Many Rocky Mount residents are upset that Chief James Moore opted out of a multi-agency task force while others believe participation will do more harm than good.
The Nash County Sheriff’s Office will lead the gang and drug task force that is expected to start in February. Major Dennis Wooten with the Nash County Sheriff’s Office said that agencies in Nash, Edgecombe and Wilson Counties will participate. The idea is to form a team that will have jurisdiction in multiple counties for cases related to gangs and drugs.
"It allows for good information sharing, real-time information sharing. Instead of coming to work and having four or five people working on gangs and drugs, we've got a whole pot full of people now," said Wooten.
Moore chose not to have his agency participate, but Wooten said he did not know the reason behind the decision.
“I don’t think it will impact this task force at all because, as it is now even before we get started, we still have jurisdiction inside the city of Rocky Mount and we still work cases there and we're still going to, ” said Wooten.
There was a clear difference of opinions between Rocky Mount residents who spoke at a City Council meeting Monday night.
"I'm not sure our police force recognizes and is putting enough emphasis on the gang problem," said resident Christy Taylor.
"We are giving the police chief a bad rap.

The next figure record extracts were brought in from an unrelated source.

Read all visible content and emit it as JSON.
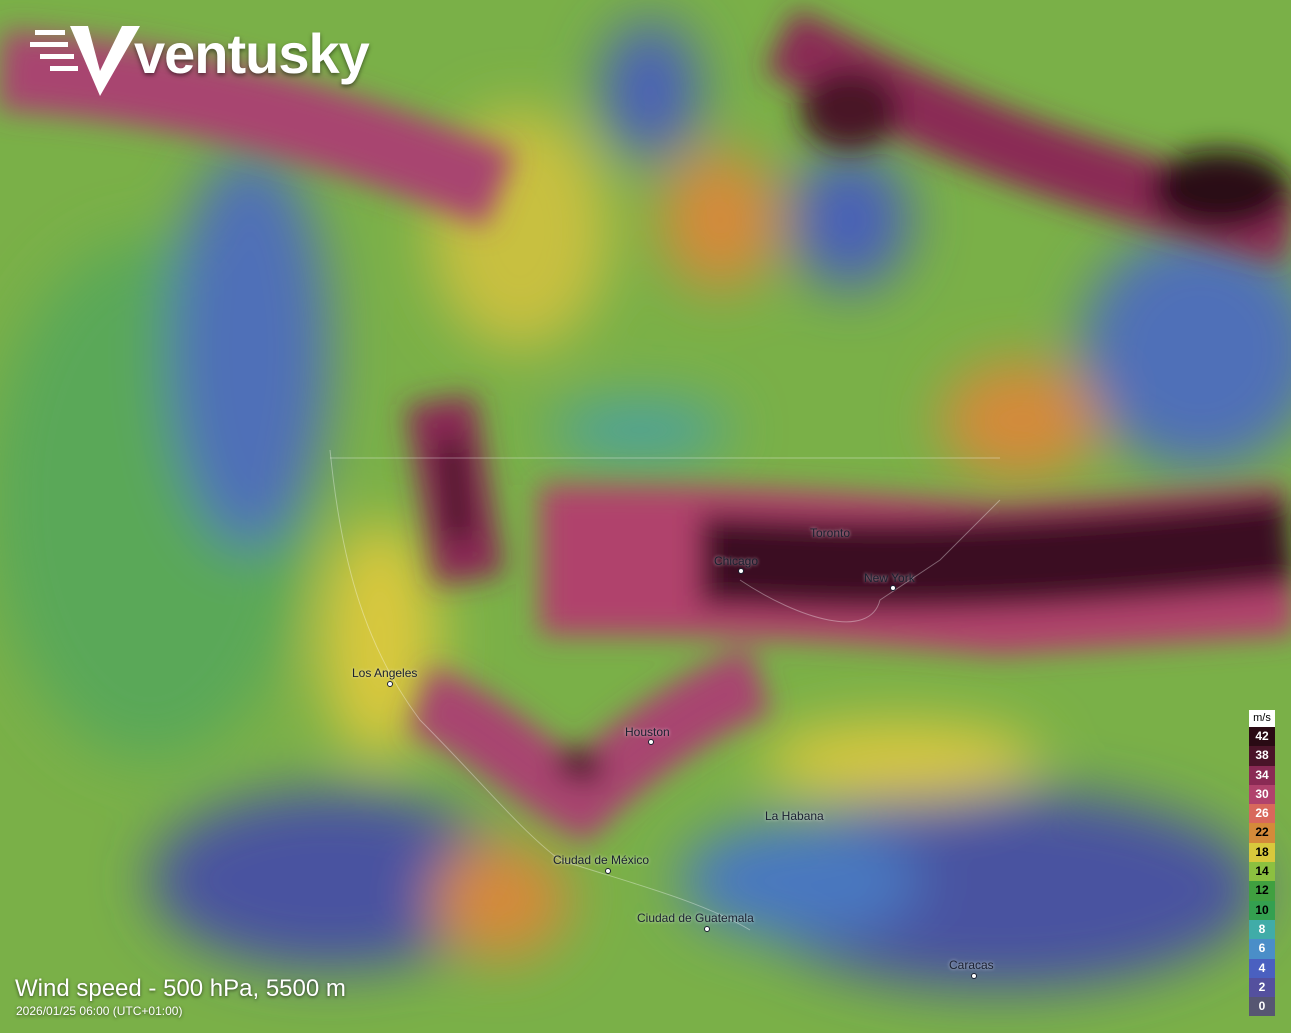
{
  "brand": {
    "name": "ventusky"
  },
  "layer": {
    "title": "Wind speed - 500 hPa, 5500 m",
    "datetime": "2026/01/25 06:00 (UTC+01:00)"
  },
  "cities": [
    {
      "name": "Toronto"
    },
    {
      "name": "Chicago"
    },
    {
      "name": "New York"
    },
    {
      "name": "Los Angeles"
    },
    {
      "name": "Houston"
    },
    {
      "name": "La Habana"
    },
    {
      "name": "Ciudad de México"
    },
    {
      "name": "Ciudad de  Guatemala"
    },
    {
      "name": "Caracas"
    }
  ],
  "legend": {
    "unit": "m/s",
    "items": [
      {
        "value": "42",
        "color": "#2a0a14",
        "text": "#ffffff"
      },
      {
        "value": "38",
        "color": "#4a1428",
        "text": "#ffffff"
      },
      {
        "value": "34",
        "color": "#8a2a54",
        "text": "#ffffff"
      },
      {
        "value": "30",
        "color": "#b0426c",
        "text": "#ffffff"
      },
      {
        "value": "26",
        "color": "#d8685c",
        "text": "#ffffff"
      },
      {
        "value": "22",
        "color": "#d48a3a",
        "text": "#000000"
      },
      {
        "value": "18",
        "color": "#d8c83c",
        "text": "#000000"
      },
      {
        "value": "14",
        "color": "#8cc040",
        "text": "#000000"
      },
      {
        "value": "12",
        "color": "#40a040",
        "text": "#000000"
      },
      {
        "value": "10",
        "color": "#34a050",
        "text": "#000000"
      },
      {
        "value": "8",
        "color": "#40aca8",
        "text": "#ffffff"
      },
      {
        "value": "6",
        "color": "#4a8ec8",
        "text": "#ffffff"
      },
      {
        "value": "4",
        "color": "#4a60c0",
        "text": "#ffffff"
      },
      {
        "value": "2",
        "color": "#54509e",
        "text": "#ffffff"
      },
      {
        "value": "0",
        "color": "#565672",
        "text": "#ffffff"
      }
    ]
  }
}
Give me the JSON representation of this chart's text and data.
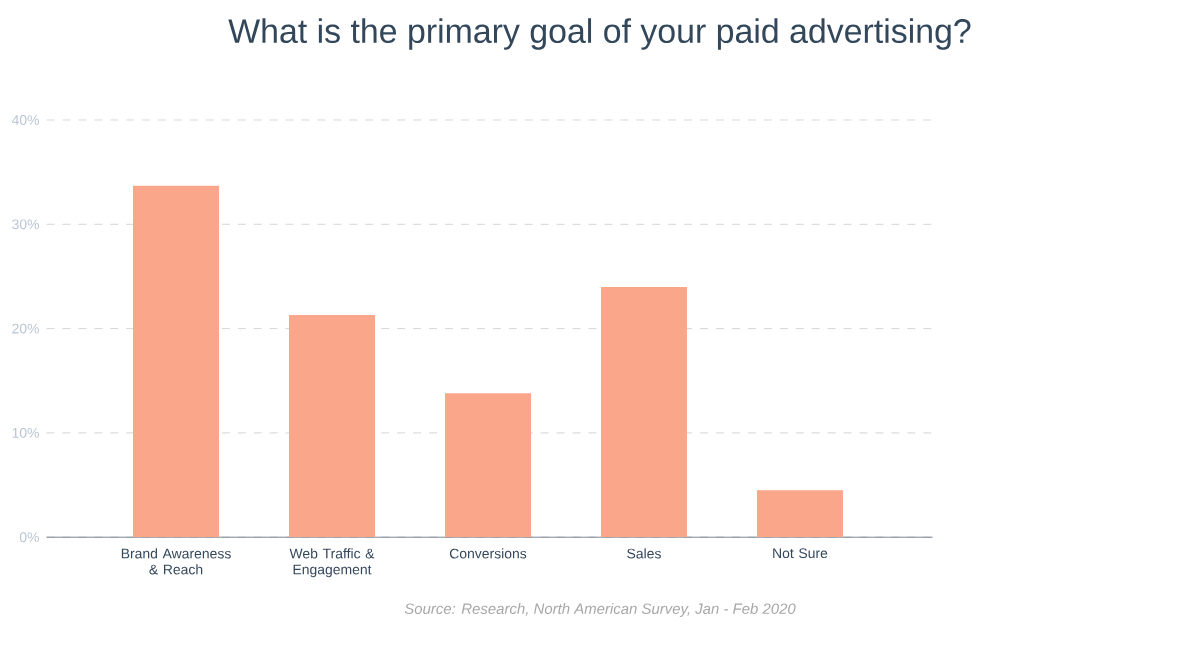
{
  "chart_data": {
    "type": "bar",
    "title": "What is the primary goal of your paid advertising?",
    "categories": [
      "Brand Awareness & Reach",
      "Web Traffic & Engagement",
      "Conversions",
      "Sales",
      "Not Sure"
    ],
    "values": [
      33.7,
      21.3,
      13.8,
      24.0,
      4.5
    ],
    "color": "#f9a68b",
    "ylim": [
      0,
      40
    ],
    "yticks": [
      {
        "value": 0,
        "label": "0%"
      },
      {
        "value": 10,
        "label": "10%"
      },
      {
        "value": 20,
        "label": "20%"
      },
      {
        "value": 30,
        "label": "30%"
      },
      {
        "value": 40,
        "label": "40%"
      }
    ],
    "grid": "y",
    "annotations": [
      "Source: Research, North American Survey, Jan - Feb 2020"
    ]
  }
}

The police chief is doing the best that he can with the resources that he has," countered resident Nehemiah Smith, Jr.
Some said they believe that Moore's decision to opt-out of participating in the task force could result in an increase in violent crime rates.
"They don't seem to understand that gangs are killing each other in our community and if they don't do something more, gangs are going to continue to kill each other," said Taylor "We've had eleven people killed so far this year. Every single one of them is under the age of 29, except for one."
Others believe that the task force isn't truly about the crimes at all, and would hinder what they view as progress being made.
"Moving officers that are already actively engaged in the city limits of Rocky Mount into activity on Interstate 95, looking for potential individuals who might possibly commit crimes is nothing short of racial profiling," said City Councilman Reuben Blackwell.